When Lan and Stuart arrived at the police station with their witness, Woodman and his partner, Carlos were kicking back and waiting at their desks for further orders. A body builder, with fine African features, Woodman would devote two to four hours a day forming his muscles into pleasing shapes for the ladies and his partner, Carlos was a proud Mexican American, with a family he rarely saw, due to job constraints and an active night life that didn’t include his wife who wouldn’t approve of his extra-marital affairs. They were relaxing, that is until they heard the other detectives in their squad coming down the hallway, then they sat up at attention and pretended to be working on their computers.
Cecil and Moore along with Detectives Lan and Stuart, where discussing the case as they came in the office.
“The medical examiner put the approximate time of death to be about 3 days ago, sometime last Friday evening.” Cecil said.
“The same night Nigel Mann ‘had a date’ with her…” Stuart said with interest. “If Mann tried to rape Mary, and she resisted, he might have had a knife and cut her up, but there was no blood evidence in the living room, so he must have done that in the basement, but how did he get her down there, by knife point?”
Just then, the tall man looking through the mug book pointed at a picture and yelled, “There he is, that’s him.”
“Who?”
“Dan Murdock!”
Woodman asked, “That’s the guy you saw with Nigel Mann?”
“Yeah, that’s him!”
Carlos and Woodman looked at the picture and Carlos said, “Dan Murdock just got out of prison three days ago.”
“And Mary Donovan dies the same day? Coincidence? I mean, come on.” Woodman said, “That’s a big coincidence.”
Sitting down at his computer, Lan found some more information on Dan Murdock. “He was sent to San Quentin for aggravated assault, for which he did twenty years.”
Carlos whistled, like that was a long time to serve.
“Who’s his parole officer?” Cecil asked.
Detective Carlos had that information and Cecil said, “Contact him and tell him we’re on our way. Lan, Stuart, I want you to drive out to Montara, that is along the coast and speak to Nigel’s mother.”
Cecil left with his partner, George Moore.
A half hour later, Cecil and Moore were in San Jose meeting with Dan’s Probation officer, Tom, a man with cropped hair, piercing eyes and a wry smile, standing in his cubicle.
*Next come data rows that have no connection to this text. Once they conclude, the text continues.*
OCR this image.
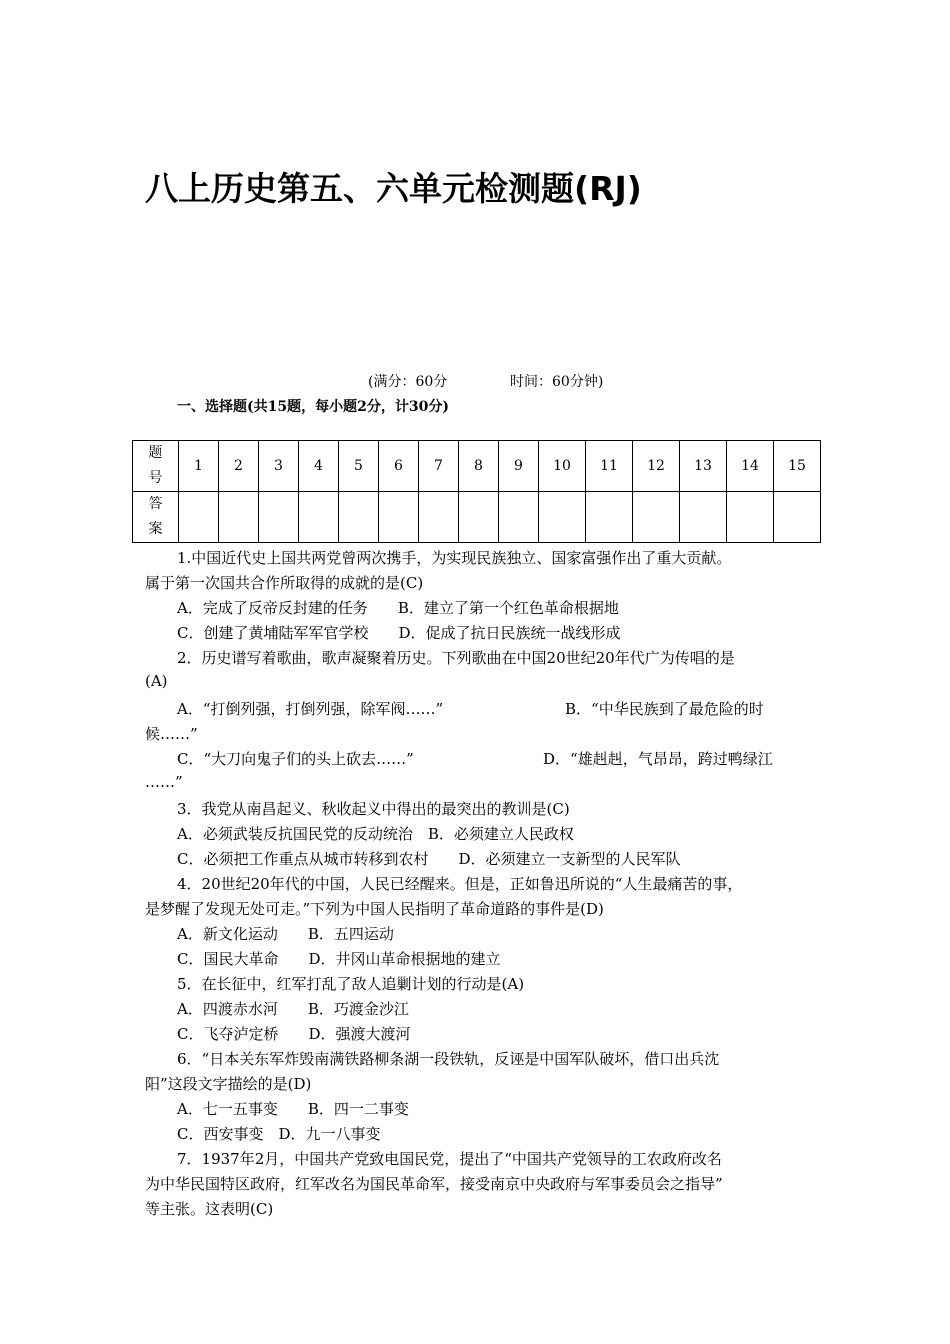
八上历史第五、六单元检测题(RJ)
(满分：60分	时间：60分钟)
一、选择题(共15题，每小题2分，计30分)
题
号	1	2	3	4	5	6	7	8	9	10	11	12	13	14	15
答
案															
1.中国近代史上国共两党曾两次携手，为实现民族独立、国家富强作出了重大贡献。
属于第一次国共合作所取得的成就的是(C)
A．完成了反帝反封建的任务　　B．建立了第一个红色革命根据地
C．创建了黄埔陆军军官学校　　D．促成了抗日民族统一战线形成
2．历史谱写着歌曲，歌声凝聚着历史。下列歌曲在中国20世纪20年代广为传唱的是
(A)
A．“打倒列强，打倒列强，除军阀……”	B．“中华民族到了最危险的时
候……”
C．“大刀向鬼子们的头上砍去……”	D．“雄赳赳，气昂昂，跨过鸭绿江
……”
3．我党从南昌起义、秋收起义中得出的最突出的教训是(C)
A．必须武装反抗国民党的反动统治　B．必须建立人民政权
C．必须把工作重点从城市转移到农村　　D．必须建立一支新型的人民军队
4．20世纪20年代的中国，人民已经醒来。但是，正如鲁迅所说的“人生最痛苦的事，
是梦醒了发现无处可走。”下列为中国人民指明了革命道路的事件是(D)
A．新文化运动　　B．五四运动
C．国民大革命　　D．井冈山革命根据地的建立
5．在长征中，红军打乱了敌人追剿计划的行动是(A)
A．四渡赤水河　　B．巧渡金沙江
C．飞夺泸定桥　　D．强渡大渡河
6．“日本关东军炸毁南满铁路柳条湖一段铁轨，反诬是中国军队破坏，借口出兵沈
阳”这段文字描绘的是(D)
A．七一五事变　　B．四一二事变
C．西安事变　D．九一八事变
7．1937年2月，中国共产党致电国民党，提出了“中国共产党领导的工农政府改名
为中华民国特区政府，红军改名为国民革命军，接受南京中央政府与军事委员会之指导”
等主张。这表明(C)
Tom shook hands and said, “Dan failed to check in day before yesterday.” He turned to pick up a file folder off his desk and opened it. “I did some checking around and found his mother has a place in Livermore …thought we might head out there together.”
“Sure, you can ride with us.” Cecil said.
An hour later, they were in Livermore, at the home of Cary Murdock, Dan’s mother, who lived on a quiet street in a peaceful residential neighborhood. They went up to the front door together and Detective Cecil knocked loudly.
When no one responded, he knocked even louder and yelled. “Open up. This is the police!”
There was no answer, but then they heard something: a wail, a whine, a human cry for what they did not know. However, it was alarming, when it turned into an ear piercing scream, and put a shiver up Cecil’s spine. A woman’s voice, shouting swear words, sounded like it was coming from behind the house.
Looking at his partner, he pointed to the driveway.
Moore pulled out his gun, crouching down, he went toward the rear side of the house, followed by Cecil and behind him was Tom. All three of them moving cautiously fast toward the sound of a human being in pain, or some sort of distress.